I ALLOWED THE lamp to burn low, let the dark flood the kitchen. We sat in silence, exhausted, scared and a little bit drunk, and I needed a moment to process what I was being told. Stender quietly muttered to himself as he nodded off, the words indistinct; it sounded like a repeated apology, intoned under his breath, which dissolved into a soft, steady snore. Elbow on the table, one hand under his chin propped him up, his head lolling forward every now and then and threatening to drop face-first onto the hard wooden surface. I contemplated doing nothing, an angry part of me feeling he kind of deserved it, but decided I was being an asshole unnecessarily and went and got a ratty-looking cushion from the living room and placed it under him.

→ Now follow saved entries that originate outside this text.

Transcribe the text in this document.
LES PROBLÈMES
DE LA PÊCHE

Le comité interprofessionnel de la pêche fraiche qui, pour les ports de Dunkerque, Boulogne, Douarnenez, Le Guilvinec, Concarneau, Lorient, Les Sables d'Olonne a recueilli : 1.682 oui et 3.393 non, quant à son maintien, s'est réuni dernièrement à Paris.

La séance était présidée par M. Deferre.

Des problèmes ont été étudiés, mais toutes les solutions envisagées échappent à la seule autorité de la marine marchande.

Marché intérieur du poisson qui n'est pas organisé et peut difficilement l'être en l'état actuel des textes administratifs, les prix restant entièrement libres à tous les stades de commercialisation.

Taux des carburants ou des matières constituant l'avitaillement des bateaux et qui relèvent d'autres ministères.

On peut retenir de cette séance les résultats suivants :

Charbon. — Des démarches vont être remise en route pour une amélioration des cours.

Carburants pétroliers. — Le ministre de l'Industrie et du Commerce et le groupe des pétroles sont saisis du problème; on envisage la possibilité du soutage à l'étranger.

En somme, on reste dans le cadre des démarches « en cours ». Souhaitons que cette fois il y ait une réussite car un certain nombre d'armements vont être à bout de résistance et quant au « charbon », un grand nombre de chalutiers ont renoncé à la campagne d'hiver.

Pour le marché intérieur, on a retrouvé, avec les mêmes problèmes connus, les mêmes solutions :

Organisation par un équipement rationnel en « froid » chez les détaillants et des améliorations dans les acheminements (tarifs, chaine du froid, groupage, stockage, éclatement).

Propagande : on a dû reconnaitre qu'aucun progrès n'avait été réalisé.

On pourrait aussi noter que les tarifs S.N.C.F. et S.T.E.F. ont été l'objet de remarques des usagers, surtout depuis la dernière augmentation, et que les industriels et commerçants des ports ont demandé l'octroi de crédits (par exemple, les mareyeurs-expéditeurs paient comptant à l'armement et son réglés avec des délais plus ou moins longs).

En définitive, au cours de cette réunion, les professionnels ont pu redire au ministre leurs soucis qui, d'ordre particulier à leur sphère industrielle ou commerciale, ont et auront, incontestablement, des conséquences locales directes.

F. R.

My own eyes felt heavy and gritty, but I couldn’t offer myself up to sleep, my head churning with too many thoughts. I stood by the window, my forehead against the cold glass, and listened to the world descending into chaos. As far removed as my house was, I could still hear the crack
le of gunfire and the muffled explosion of a building going up in flames deep in the heart of the capital. A Justice Department vehicle rumbled overhead, searchlights roving amongst the clouds, and I instinctively ducked behind the curtain. I didn’t know who was on the side of law and order any more, who was the enemy. Surely there had to be those within the Grand Hall that were opposing this coup; that were fighting this madness? Was what I was hearing the sounds of a resistance pushing back against the monsters that had taken root at the highest level? Or it being swept aside?

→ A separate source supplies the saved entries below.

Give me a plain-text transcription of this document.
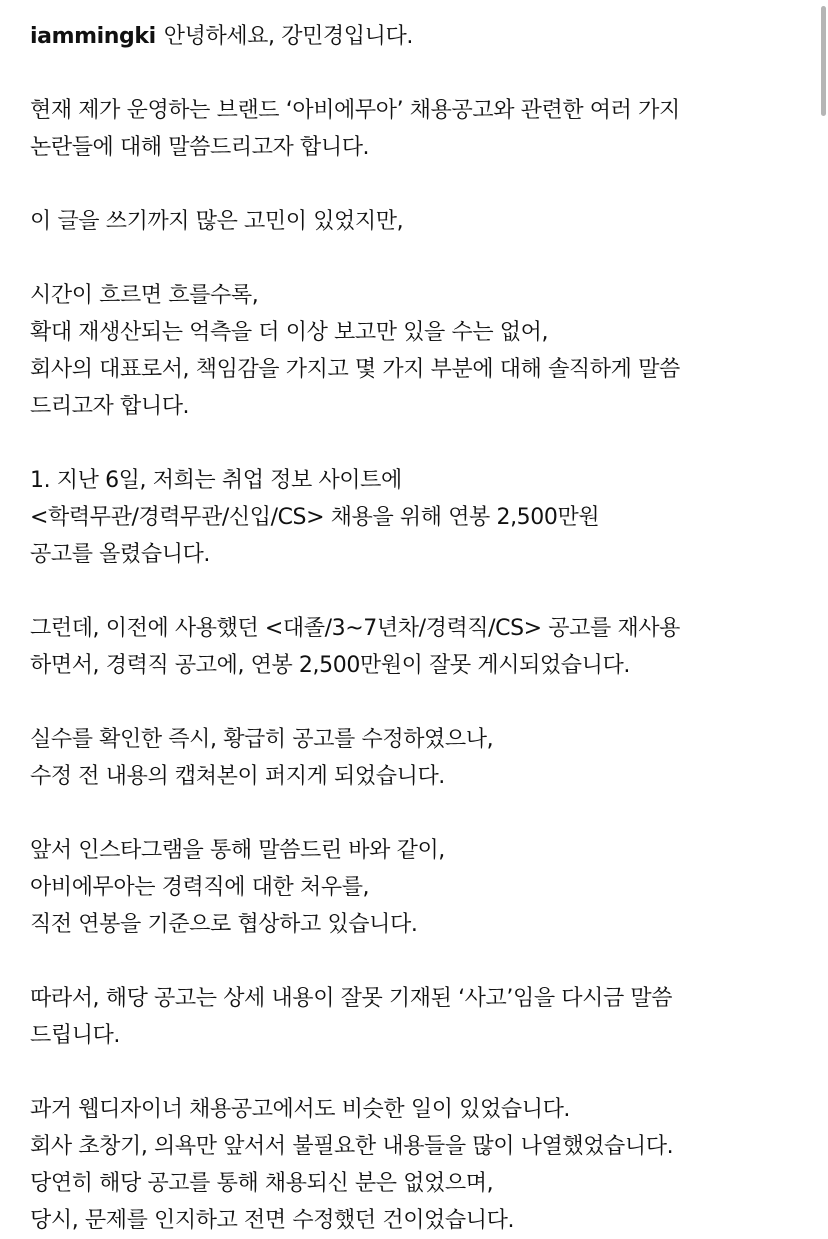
iammingki 안녕하세요, 강민경입니다.
현재 제가 운영하는 브랜드 ‘아비에무아’ 채용공고와 관련한 여러 가지
논란들에 대해 말씀드리고자 합니다.
이 글을 쓰기까지 많은 고민이 있었지만,
시간이 흐르면 흐를수록,
확대 재생산되는 억측을 더 이상 보고만 있을 수는 없어,
회사의 대표로서, 책임감을 가지고 몇 가지 부분에 대해 솔직하게 말씀
드리고자 합니다.
1. 지난 6일, 저희는 취업 정보 사이트에
<학력무관/경력무관/신입/CS> 채용을 위해 연봉 2,500만원
공고를 올렸습니다.
그런데, 이전에 사용했던 <대졸/3~7년차/경력직/CS> 공고를 재사용
하면서, 경력직 공고에, 연봉 2,500만원이 잘못 게시되었습니다.
실수를 확인한 즉시, 황급히 공고를 수정하였으나,
수정 전 내용의 캡쳐본이 퍼지게 되었습니다.
앞서 인스타그램을 통해 말씀드린 바와 같이,
아비에무아는 경력직에 대한 처우를,
직전 연봉을 기준으로 협상하고 있습니다.
따라서, 해당 공고는 상세 내용이 잘못 기재된 ‘사고’임을 다시금 말씀
드립니다.
과거 웹디자이너 채용공고에서도 비슷한 일이 있었습니다.
회사 초창기, 의욕만 앞서서 불필요한 내용들을 많이 나열했었습니다.
당연히 해당 공고를 통해 채용되신 분은 없었으며,
당시, 문제를 인지하고 전면 수정했던 건이었습니다.
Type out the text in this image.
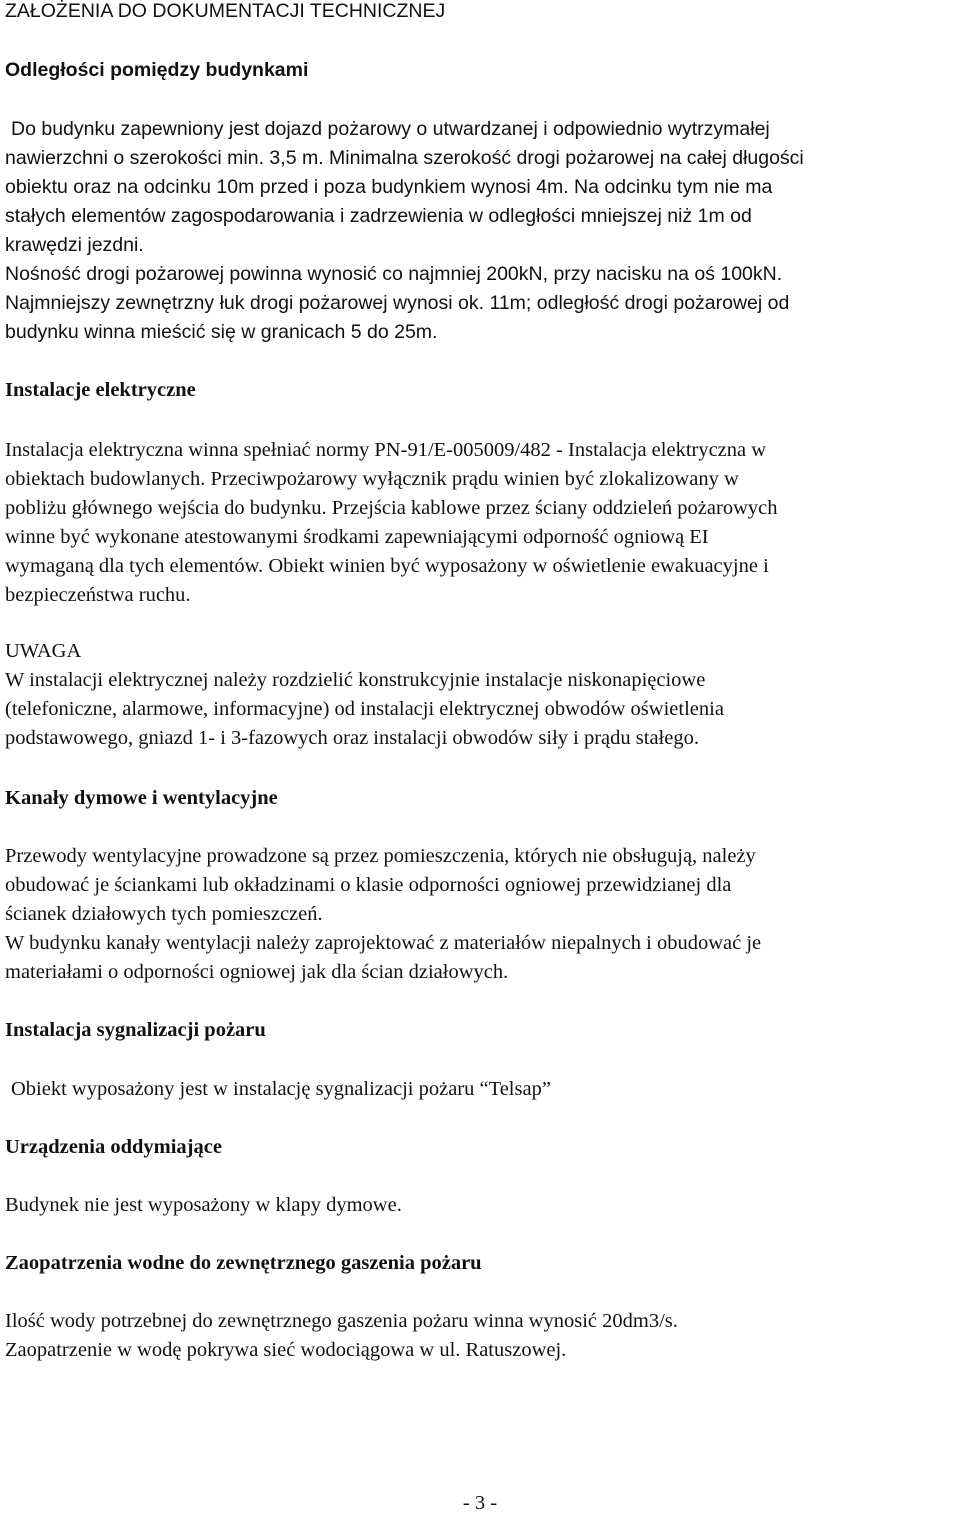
ZAŁOŻENIA DO DOKUMENTACJI TECHNICZNEJ
Odległości pomiędzy budynkami
Do budynku zapewniony jest dojazd pożarowy o utwardzanej i odpowiednio wytrzymałej
nawierzchni o szerokości min. 3,5 m. Minimalna szerokość drogi pożarowej na całej długości
obiektu oraz na odcinku 10m przed i poza budynkiem wynosi 4m. Na odcinku tym nie ma
stałych elementów zagospodarowania i zadrzewienia w odległości mniejszej niż 1m od
krawędzi jezdni.
Nośność drogi pożarowej powinna wynosić co najmniej 200kN, przy nacisku na oś 100kN.
Najmniejszy zewnętrzny łuk drogi pożarowej wynosi ok. 11m; odległość drogi pożarowej od
budynku winna mieścić się w granicach 5 do 25m.
Instalacje elektryczne
Instalacja elektryczna winna spełniać normy PN-91/E-005009/482 - Instalacja elektryczna w
obiektach budowlanych. Przeciwpożarowy wyłącznik prądu winien być zlokalizowany w
pobliżu głównego wejścia do budynku. Przejścia kablowe przez ściany oddzieleń pożarowych
winne być wykonane atestowanymi środkami zapewniającymi odporność ogniową EI
wymaganą dla tych elementów. Obiekt winien być wyposażony w oświetlenie ewakuacyjne i
bezpieczeństwa ruchu.
UWAGA
W instalacji elektrycznej należy rozdzielić konstrukcyjnie instalacje niskonapięciowe
(telefoniczne, alarmowe, informacyjne) od instalacji elektrycznej obwodów oświetlenia
podstawowego, gniazd 1- i 3-fazowych oraz instalacji obwodów siły i prądu stałego.
Kanały dymowe i wentylacyjne
Przewody wentylacyjne prowadzone są przez pomieszczenia, których nie obsługują, należy
obudować je ściankami lub okładzinami o klasie odporności ogniowej przewidzianej dla
ścianek działowych tych pomieszczeń.
W budynku kanały wentylacji należy zaprojektować z materiałów niepalnych i obudować je
materiałami o odporności ogniowej jak dla ścian działowych.
Instalacja sygnalizacji pożaru
Obiekt wyposażony jest w instalację sygnalizacji pożaru “Telsap”
Urządzenia oddymiające
Budynek nie jest wyposażony w klapy dymowe.
Zaopatrzenia wodne do zewnętrznego gaszenia pożaru
Ilość wody potrzebnej do zewnętrznego gaszenia pożaru winna wynosić 20dm3/s.
Zaopatrzenie w wodę pokrywa sieć wodociągowa w ul. Ratuszowej.
- 3 -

Ironic, I thought, that I should be caring about who the good guys were any more, when my own relationship with the Judges had always decidedly been one of supreme ambivalence. Economics generally drove my sense of morality rather than any abiding belief in right and wrong. I wished it was otherwise, but a distinct lack of folding has always been my primary motivator, not the greater good. I liked to think I wasn’t malicious or overtly criminal, just had a flexible approach to the law, especially if I could benefit financially. And now… now it felt disconcerting to have the Judges’ authority upended, like the centre of gravity had shifted. Who was coming to anyone’s aid? Were we on our own, left to fend for ourselves as everything collapsed into anarchy? Someone like the Bushman would no doubt be revelling in the power vacuum that this was creating, and the opportunities complete social breakdown would offer for exploitation. He was probably already planning what deals he could make with the new regime, one that was a bit more lax on the whole justice/punishment side of things. Having seen its foot soldiers first-hand, I sincerely hoped he’d underestimated the true nature of whatever was in the process of overthrowing the Grand Hall, and was about to discover that there’s always a bigger predator. Fucker deserved to be eaten alive.